Ao escrever o poema Comin’ Thro’ the Rye (“vindo pelo campo de centeio”), Robert Burns fez mais do que poetizar a canção e o falar tradicionais da Escócia; ele simbolicamente deslocou a narrativa da cantiga originária, Common’ Frae The Town (“vindo pela cidade”), para o campo, e nisso se evidenciou as dinâmicas discrepantes entre os dois cenários. Além disso, o poema inspirou o título e a história do romance do estadunidense J.D. Salinger, O apanhador no campo de centeio. Publicado oficialmente em 1951, o livro repete a atenção do poema a ambientação da narrativa, ao apresentar seu jovem protagonista, Holden Caulfield, enfrentando sozinho os seus próprios demônios no boom econômico da cidade americana pós-guerra. Expulso de mais um internato, o adolescente de 16 anos resolve matar tempo passeando por Nova York, enquanto não chega o dia esperado de sua volta para casa. Neste espaço de três dias, Holden acumula suas ruminações sobre tudo o que ele viveu até então no cenário urbano e gradualmente adoece sob este peso, destacando verdades sobre a sua vida e sobre o espaço sócio-geográfico e o período histórico nos quais ela se localiza.

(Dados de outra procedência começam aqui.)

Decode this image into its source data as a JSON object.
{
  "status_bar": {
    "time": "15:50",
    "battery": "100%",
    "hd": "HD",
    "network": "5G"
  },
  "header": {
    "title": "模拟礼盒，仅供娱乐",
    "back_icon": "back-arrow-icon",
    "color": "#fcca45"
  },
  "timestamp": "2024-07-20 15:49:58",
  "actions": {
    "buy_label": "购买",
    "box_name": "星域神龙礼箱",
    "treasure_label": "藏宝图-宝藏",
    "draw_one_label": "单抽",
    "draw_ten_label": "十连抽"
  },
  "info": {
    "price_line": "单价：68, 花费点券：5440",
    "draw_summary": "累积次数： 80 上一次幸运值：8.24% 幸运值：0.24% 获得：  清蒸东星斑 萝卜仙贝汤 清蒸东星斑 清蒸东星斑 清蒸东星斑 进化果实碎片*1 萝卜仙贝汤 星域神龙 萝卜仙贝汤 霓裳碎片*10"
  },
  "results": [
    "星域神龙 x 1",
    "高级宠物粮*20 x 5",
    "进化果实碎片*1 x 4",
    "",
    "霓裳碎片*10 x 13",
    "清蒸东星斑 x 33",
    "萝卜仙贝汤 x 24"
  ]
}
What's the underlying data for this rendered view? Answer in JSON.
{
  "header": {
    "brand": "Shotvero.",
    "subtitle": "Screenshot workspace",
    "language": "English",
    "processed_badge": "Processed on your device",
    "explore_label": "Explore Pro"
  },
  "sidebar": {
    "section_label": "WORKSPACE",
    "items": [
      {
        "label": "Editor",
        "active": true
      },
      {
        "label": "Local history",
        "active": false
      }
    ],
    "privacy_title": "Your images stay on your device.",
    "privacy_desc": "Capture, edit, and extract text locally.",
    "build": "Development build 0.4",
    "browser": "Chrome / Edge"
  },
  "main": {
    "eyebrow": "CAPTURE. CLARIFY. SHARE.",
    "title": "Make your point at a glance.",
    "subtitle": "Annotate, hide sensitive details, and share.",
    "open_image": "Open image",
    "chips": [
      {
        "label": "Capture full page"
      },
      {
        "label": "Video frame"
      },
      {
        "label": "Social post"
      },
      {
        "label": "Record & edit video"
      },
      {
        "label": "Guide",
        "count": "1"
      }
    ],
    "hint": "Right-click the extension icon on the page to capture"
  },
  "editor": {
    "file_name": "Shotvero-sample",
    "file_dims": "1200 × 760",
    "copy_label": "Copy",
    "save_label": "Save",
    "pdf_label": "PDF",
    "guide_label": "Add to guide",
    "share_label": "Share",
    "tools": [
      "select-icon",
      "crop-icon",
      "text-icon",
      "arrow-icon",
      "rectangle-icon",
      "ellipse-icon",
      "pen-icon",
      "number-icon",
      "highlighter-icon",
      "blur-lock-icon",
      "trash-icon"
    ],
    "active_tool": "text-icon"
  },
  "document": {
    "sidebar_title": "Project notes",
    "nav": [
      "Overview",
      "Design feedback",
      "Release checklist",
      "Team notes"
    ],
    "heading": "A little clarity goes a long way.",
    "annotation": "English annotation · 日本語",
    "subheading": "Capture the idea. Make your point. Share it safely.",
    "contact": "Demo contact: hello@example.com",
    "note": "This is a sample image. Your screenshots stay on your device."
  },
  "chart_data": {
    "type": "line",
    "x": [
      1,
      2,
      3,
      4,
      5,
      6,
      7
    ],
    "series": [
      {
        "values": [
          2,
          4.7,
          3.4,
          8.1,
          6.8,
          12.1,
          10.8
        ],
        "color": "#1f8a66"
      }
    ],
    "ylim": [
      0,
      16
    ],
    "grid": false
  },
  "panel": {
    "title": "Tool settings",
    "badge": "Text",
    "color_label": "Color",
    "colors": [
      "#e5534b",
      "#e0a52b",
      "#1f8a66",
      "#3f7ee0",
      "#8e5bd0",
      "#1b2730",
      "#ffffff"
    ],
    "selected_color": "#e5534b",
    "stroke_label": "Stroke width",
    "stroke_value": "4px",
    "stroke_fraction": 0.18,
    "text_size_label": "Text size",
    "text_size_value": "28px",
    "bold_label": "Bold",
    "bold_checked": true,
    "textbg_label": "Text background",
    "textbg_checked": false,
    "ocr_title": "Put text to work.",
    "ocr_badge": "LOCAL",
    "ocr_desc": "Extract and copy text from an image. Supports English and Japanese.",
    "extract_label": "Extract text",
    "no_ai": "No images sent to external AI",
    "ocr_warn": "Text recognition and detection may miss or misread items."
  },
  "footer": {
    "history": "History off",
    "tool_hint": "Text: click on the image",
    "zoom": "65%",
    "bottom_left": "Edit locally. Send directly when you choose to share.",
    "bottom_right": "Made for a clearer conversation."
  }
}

Holden Caulfield é uma figura marcada por uma perspectiva apática. Essa aparenta ser uma das impressões mais populares do romance. Porém a redução do texto tanto a uma vilania adolescente quanto a afirmação de uma verdade pessoal pode frear a interpretação das condições em que vive Holden, desconsiderando a devastação mutual de sua mente e dos seus arredores. Por isso, é importante se atentar às descrições que Holden dá aos alvos do seu escárnio, tal como a fajutice (a preocupação com as aparências e convenções acima da humanidade) e a perversão (o desvio sexual ou a sexualidade acima da humanidade), para identificar o cerne da solidão existencial do jovem protagonista.
A história, cuja narração tem início depois dos eventos da trama e é feita pelo próprio protagonista, começa no seu último sábado na escola de onde ele acabou de ser expulso. Pencey Prep é apenas uma dos internatos de elite da qual Holden já foi expulso e, embora ele pudesse ficar até o início das férias de natal e ir com os seus colegas, ou mesmo ir direto para casa ainda antes de seus pais receberem a carta da escola os notificando de sua expulsão, Holden escolhe vagar sozinho por Nova York. Segundo o garoto, é mais esperto esperar seus pais já receberem a notícia da mais nova expulsão do que os informá-los sozinho, e ele “meio que estava precisando de umas férias” do quão facilmente deprimido ele ficava na Pencey. Assim, em poucos capítulos, se inicia a aventura do protagonista, já apresentadas sutilmente as suas aflições, desdém e familiaridades pelas quais ele irá navegar a metrópole.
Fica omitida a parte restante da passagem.